Por Ivan Pinheiro Machado
Robert e seu irmão estavam intrigados. O motor fazia um barulho diferente e a barcaça curiosamente não saía do lugar. Parecia que a hélice girava no vazio. O diagnóstico era fácil: a embarcação levava um carregamento de pedras e, com o peso, o casco estava próximo ao lodo no fundo do canal. Naquele ponto, no Sena, as pessoas jogavam de tudo no rio e algo havia se enroscado na hélice. Desligaram o motor e cada um dos irmãos pegou um arpão. Depois de várias tentativas, um deles conseguiu firmar o objeto intruso e finalmente Robert o arrancou das engrenagens. Para espanto dos irmãos, na ponta do arpão havia um braço humano. Este é o mote. Mais um problema para o comissário Maigret. Ou melhor, dois problemas. Chamada a polícia, foram retirados do fundo do rio mais uma perna, um tronco, outro braço… e nada da cabeça. Portanto, era preciso descobrir, primeiro, quem viria a ser o morto e, depois, quem o matou.

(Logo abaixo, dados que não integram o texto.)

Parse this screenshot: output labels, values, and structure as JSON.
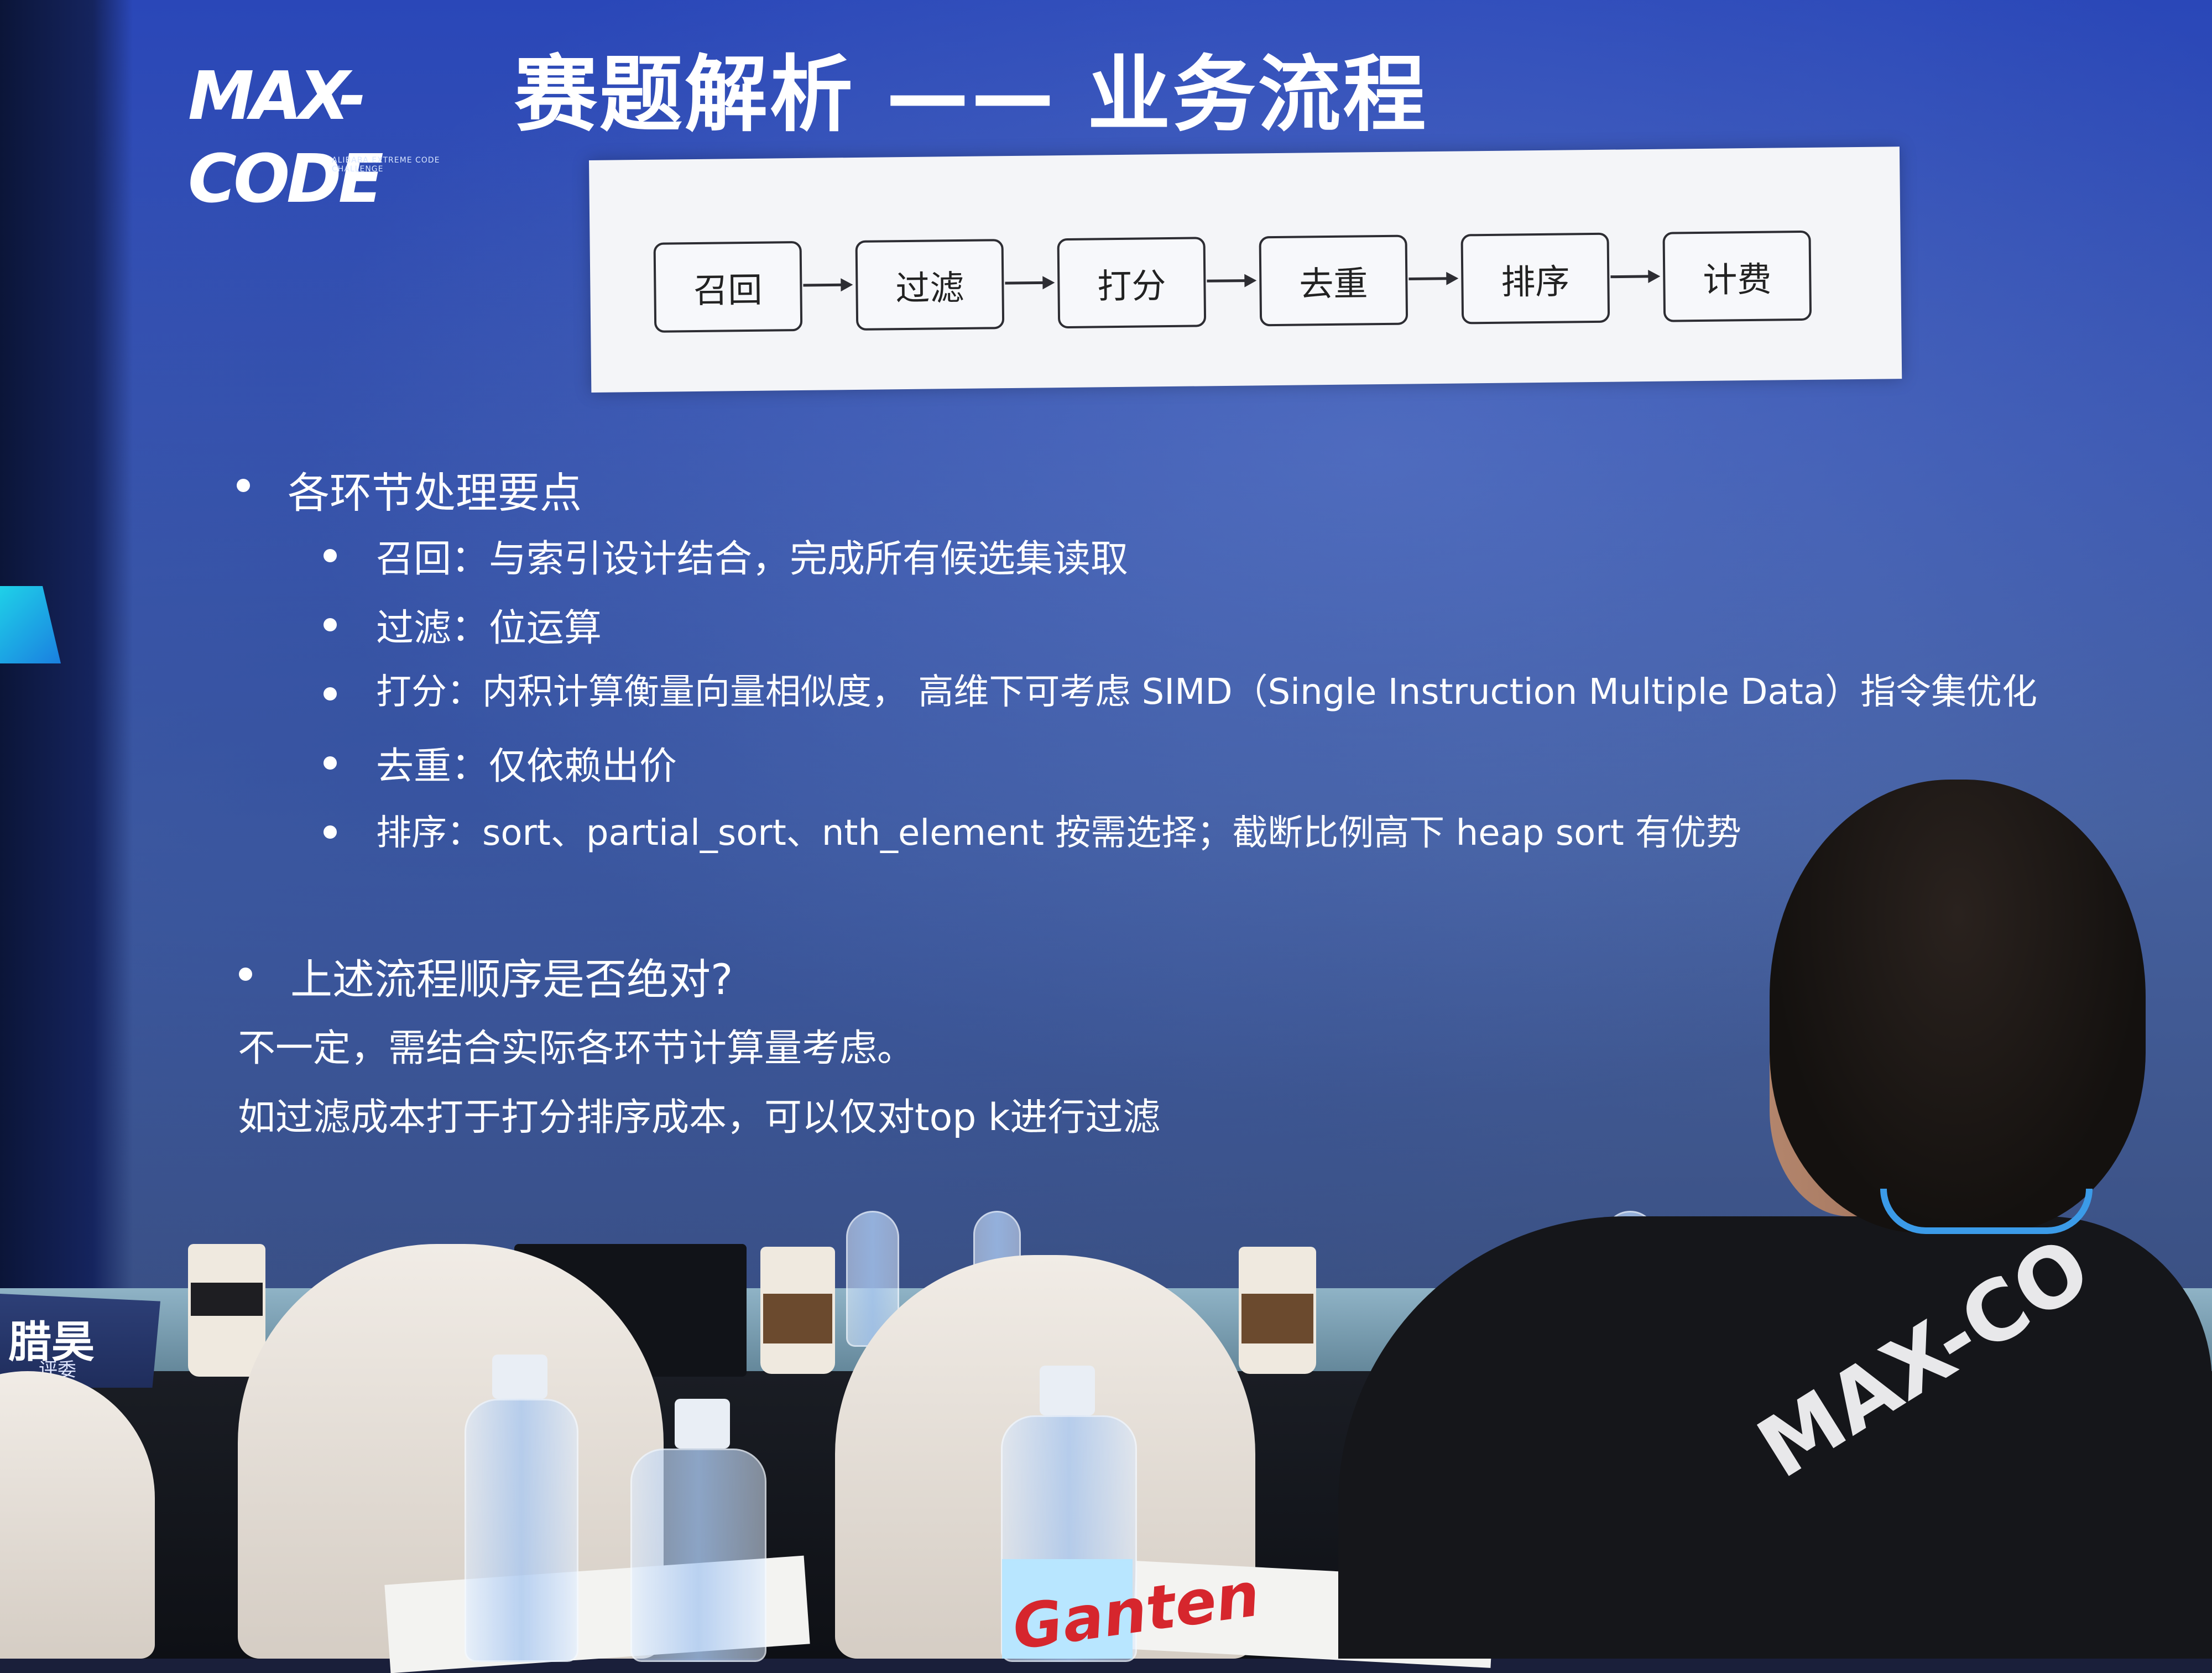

Inédito no Brasil Maigret e o corpo sem cabeça é, entre todos o “Maigrets”, um dos mais verdadeiros e emblemáticos do célebre comissário.
O gênio de Georges Simenon resplandece nesta história que ultrapassa o gênero policial. É um livro tão profundo que pode até decepcionar os mais ortodoxos amantes do gênero. Pois ele se eleva a um patamar maior, que é a grande literatura e mergulha nas profundezas da condição humana. Desesperança, desamor, solidão, tristeza, fraquezas e incertezas são mazelas próprias do homem e que estão, frequentemente, na origem do mal e do crime.
Nesta história genial o leitor verá, até o ponto final na página 171, que foi guiado pela mão de um mestre que questiona, diverte e, sobretudo, emociona milhões de leitores em todo o mundo.